Geotechnical engineering and soil chemistry researchesr pursue long-term solution for oil sand tailings

A multidisciplinary effort between Purdue University's Lyles School of Civil Engineering and the Departments of Agronomy and Earth, Atmospheric, and Planetary Sciences aims to contribute to the design of practical engineering solutions for the safe long-term management of Canada’s oil sands tailings ponds.

Tailings ponds are engineered dam and dyke facilities used to store fluid fine tailings. These tailings are high water content waste byproducts of oil sands mining. Currently, there are more than 1 billion cubic meters of fluid fine tailings in northern Alberta. And with each passing year, the volume of these ponds only continues to grow.

“Right now, the volume of tailings could just about canvas all of Chicago,” said Cliff Johnston, professor of soil chemistry. “These tailings are like a milkshake made of around 30 percent clay and 70 percent water with organic materials in it.
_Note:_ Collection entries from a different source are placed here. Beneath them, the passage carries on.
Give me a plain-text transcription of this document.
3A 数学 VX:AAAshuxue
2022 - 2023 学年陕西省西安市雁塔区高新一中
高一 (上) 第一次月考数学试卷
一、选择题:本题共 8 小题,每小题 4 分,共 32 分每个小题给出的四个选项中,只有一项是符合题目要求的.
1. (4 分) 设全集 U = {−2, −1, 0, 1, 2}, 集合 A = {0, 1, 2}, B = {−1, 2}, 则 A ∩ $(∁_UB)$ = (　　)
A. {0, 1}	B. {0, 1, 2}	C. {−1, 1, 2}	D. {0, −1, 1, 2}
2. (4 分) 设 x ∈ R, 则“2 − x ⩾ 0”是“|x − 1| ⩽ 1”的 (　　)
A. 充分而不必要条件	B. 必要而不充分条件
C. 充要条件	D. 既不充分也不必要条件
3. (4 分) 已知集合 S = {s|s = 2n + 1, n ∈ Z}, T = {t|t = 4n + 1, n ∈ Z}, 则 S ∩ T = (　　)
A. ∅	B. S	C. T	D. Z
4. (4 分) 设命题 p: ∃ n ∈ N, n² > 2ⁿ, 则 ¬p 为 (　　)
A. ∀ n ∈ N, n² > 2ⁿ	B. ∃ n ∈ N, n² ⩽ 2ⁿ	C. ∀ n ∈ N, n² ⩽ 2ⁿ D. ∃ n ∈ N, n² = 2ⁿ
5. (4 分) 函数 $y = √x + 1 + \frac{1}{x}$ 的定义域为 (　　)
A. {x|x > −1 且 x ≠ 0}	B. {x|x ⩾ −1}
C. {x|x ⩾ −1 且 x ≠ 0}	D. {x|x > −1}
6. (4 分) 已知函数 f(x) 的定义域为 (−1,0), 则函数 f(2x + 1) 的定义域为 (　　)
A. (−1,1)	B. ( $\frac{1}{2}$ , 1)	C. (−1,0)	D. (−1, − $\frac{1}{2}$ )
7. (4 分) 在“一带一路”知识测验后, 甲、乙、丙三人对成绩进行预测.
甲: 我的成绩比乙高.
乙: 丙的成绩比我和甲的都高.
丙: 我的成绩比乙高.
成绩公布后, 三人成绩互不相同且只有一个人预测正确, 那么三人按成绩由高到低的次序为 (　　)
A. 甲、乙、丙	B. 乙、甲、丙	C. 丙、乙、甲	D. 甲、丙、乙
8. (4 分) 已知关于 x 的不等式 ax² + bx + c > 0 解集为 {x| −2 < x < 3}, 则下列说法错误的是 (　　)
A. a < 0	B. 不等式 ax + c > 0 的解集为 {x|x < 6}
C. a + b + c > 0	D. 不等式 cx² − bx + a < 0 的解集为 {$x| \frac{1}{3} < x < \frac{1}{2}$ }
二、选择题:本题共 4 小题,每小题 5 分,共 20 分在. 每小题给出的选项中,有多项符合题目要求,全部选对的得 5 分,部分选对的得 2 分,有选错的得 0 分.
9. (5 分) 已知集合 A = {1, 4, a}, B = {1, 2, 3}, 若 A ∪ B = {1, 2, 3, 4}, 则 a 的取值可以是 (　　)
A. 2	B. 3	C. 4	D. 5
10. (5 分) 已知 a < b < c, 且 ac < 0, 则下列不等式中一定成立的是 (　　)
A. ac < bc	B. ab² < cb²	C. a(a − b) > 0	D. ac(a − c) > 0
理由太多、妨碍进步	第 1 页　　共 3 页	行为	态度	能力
You can literally see these ponds from space.”

One of the most effective paths to improving the situation involves treating these tailings with water-soluble polymers to accelerate their dewatering for final integration into reclaimed landscape. “Despite the wide application of this methodology, the mechanisms that control the effectiveness of the treatment are not completely understood, and many questions remain regarding the long-term properties of the unique geomaterial created as a result of the treatment” said Marika Santagata, associate professor of civil engineering.

Mohammadhasan Sasar, a geotechnical engineering PhD student, explained that this is due to “the complex and variable nature of the tailings, and the many factors that come into play, including water chemistry, type and amount of polymer added and amount of mixing energy applied in the field.”

Sasar has been working with Santagata and Johnston on understanding the interplay that exists between the chemistry of the polymer treated tailings and their short-term and long-term structure and engineering properties. The complex nature of the research required an incredible amount of cooperation between departments.

“Without the interdisciplinary efforts between our group in civil engineering and the soil chemistry laboratory in the Department of Agronomy, this would have been far too complex of an issue to tackle,” Santagata said. “Study of polymer-clay-organic interactions, and characterization of these ultra-soft geomaterials required expertise in multiple disciplines.”

The research team is now working to share their results with the professional community.